Bugünlerde Yeni Cumhurbaşkanlığı Sistemi denilen sistemin, seçimler dışında bir anlamı olamamış “demokrasimizde” bir iyileşmeye değil aksine seçimlerin de anlamını yitirerek bir tek adam rejimine dönüştüğüne tanık oluyoruz. Zaten olduğu konusunda her daim kuşku duyulması gereken “hukuk devleti” kavramı da son olarak görevleri bitmekte olan YSK üyelerinin görevlerini uzatan yasa düzenlemesiyle ve de Anayasa’da açıkça yazdığı halde Meclis Başkanı’nın istifa etmeden belediye başkan adayı olmasıyla rafa kalkmış durumda.
Bu her şeye kadir tek adam rejimi yolunda topuzun ucu kaçırılırsa sistemin açık faşizme döneceği aşikar. Dolayısıyla demokrasiden yana güçlerin bu gidişe nasıl son vermek gerekir sorusu kadar, böylesine kutuplaşmış ve bölünmüş bir toplumun nasıl yönetilmesi gerektiği sorusuna da kafa yorması gerekir. Çünkü ilginç bir biçimde bizde yaşananlar yarın modern dünyanın birçok ülkesinde de yaşanacak olanlara işaret etmekte. Ne demek istiyorum?
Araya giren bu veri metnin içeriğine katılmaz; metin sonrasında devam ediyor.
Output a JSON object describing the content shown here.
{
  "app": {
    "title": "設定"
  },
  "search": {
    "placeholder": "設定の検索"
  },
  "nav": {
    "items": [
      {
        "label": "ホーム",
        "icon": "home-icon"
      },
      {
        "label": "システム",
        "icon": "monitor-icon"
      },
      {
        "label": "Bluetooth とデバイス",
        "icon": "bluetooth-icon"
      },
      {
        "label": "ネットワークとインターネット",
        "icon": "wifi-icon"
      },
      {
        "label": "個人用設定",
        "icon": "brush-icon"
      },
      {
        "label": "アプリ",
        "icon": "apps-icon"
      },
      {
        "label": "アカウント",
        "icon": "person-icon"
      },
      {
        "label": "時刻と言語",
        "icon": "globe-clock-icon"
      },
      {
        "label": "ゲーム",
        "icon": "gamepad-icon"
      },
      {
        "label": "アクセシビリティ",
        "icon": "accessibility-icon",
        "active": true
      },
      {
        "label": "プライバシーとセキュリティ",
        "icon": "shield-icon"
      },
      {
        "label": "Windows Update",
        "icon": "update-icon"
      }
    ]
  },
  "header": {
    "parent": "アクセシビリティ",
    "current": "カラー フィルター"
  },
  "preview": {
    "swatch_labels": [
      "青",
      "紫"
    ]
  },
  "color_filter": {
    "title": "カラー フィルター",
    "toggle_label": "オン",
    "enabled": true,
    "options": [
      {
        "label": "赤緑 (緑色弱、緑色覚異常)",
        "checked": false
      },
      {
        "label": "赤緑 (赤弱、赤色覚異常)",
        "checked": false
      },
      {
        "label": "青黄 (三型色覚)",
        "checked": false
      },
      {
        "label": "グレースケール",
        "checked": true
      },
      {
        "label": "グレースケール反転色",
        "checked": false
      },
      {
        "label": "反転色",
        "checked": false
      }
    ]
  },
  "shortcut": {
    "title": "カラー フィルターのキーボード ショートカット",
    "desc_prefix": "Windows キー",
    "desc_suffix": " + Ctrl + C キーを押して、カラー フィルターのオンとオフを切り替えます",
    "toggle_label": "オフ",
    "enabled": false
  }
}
Bir zamanlar imparatorluklar, nasıl dünyanın yeni doğan gerçekleri karşısında yerlerini ulus devletlere bırakmışlarsa, şimdi de benzer biçimde ulus devletler de dünyanın yeni doğan gerçekleri karşısında bir değişim sancısı yaşıyorlar. Tabii bu değişim sancısı devletten devlete aynı olmamakta, bizim gibi hala modernlik öncesi sorunlarla uğraşan ulus devletlerde durum daha da karmaşık bir hal almakta. Her ne kadar Türkiye, “modern dünyanın” asli bir unsuru değilse de modernlik öncesi sorunlarla modern dünyanın sorunlarını aynı zamanda yaşayan bir ülke. O nedenle de burada yaşananlar daha karmaşık. Modern dünya karşılaştığı sorunlarla daha uzun süre baş edebilme mekanizmaları olan bir dünya. Oysa daha henüz modernlik öncesi kurumlaşmalarını tamamlayamamış bizim gibi devletlerde bir de modernliğin sorunları eklenince bazı toplumsal sıkıntıların tezahürü daha erken olmakta.
Buradan ulus devletlerin ortadan kalkacağı gibi “kahramanca” bir varsayım yapmak değil niyetim. Ama bence kesin olan, zamanımızın ulus devletlerinin artık bildiğimiz “parlamenter demokrasilerle” yönetilmelerinin mümkün olmadığı. Çünkü parlamenter demokrasilerin amacı olan seçilmişler aracılığı ile “ortak aklın” bulunması, ister “çıkarlar” deyin, ister “kimlikler”, ister “kültürler” deyin etrafında bölünmüş bir toplumda gerçekleşmesi artık mümkün değil. Çağımızın en önemli gerçeği sanırım bu.
Dediğim gibi bu sorun yalnızca bizde olan bir sorun değil. Yakında Avrupa’nın başka ülkelerinde de göreceğimiz bir sorun. Aklıma Arend Lijphart’ın “ortaklık demokrasisi” (consociational democracy) adını verdiği sistem önerisi geliyor. Bu sistemde muhalefet de aldığı oy oranında yürütmenin içinde yer alabiliyor ya da bir başka versiyonunda azınlık olan muhalefete “veto yetkisi” verilerek yürütmeyi dizginlemesi sağlanmış oluyor. Uygulamaları da Belçika, Kuzey İrlanda, Güney Afrika gibi bölünmüş ulus devletler. Denilebilir ki bu ülkeler gerçekten uzlaşma üretebilmeleri mümkün olmayan ya etnik, ya da dinsel nedenlerle bölünmüş toplumlar, bizle ne ilgisi var?
Bence durum bizde de tam böyle. Belki bölünmüşlüğün derinliği bu ülkelerdekinden farklı gibi görünüyor olabilir ama, AKP’nin 16 yıldır pompaladığı kutuplaştırıcı politikalar toplumu belirgin bir biçimde bölmüş durumda. O nedenle de bu toplumun farklılıklarıyla birlikte huzurlu bir biçimde yönetilebilmesi yeni sistem arayışları üzerinde de düşünmeyi gerekli kılıyor. Ama sanırım öncelikle AKP’nin geriletilmesi gerekiyor ve önümüzdeki yerel seçimler her şeye rağmen bizlere böyle bir imkan sunuyor.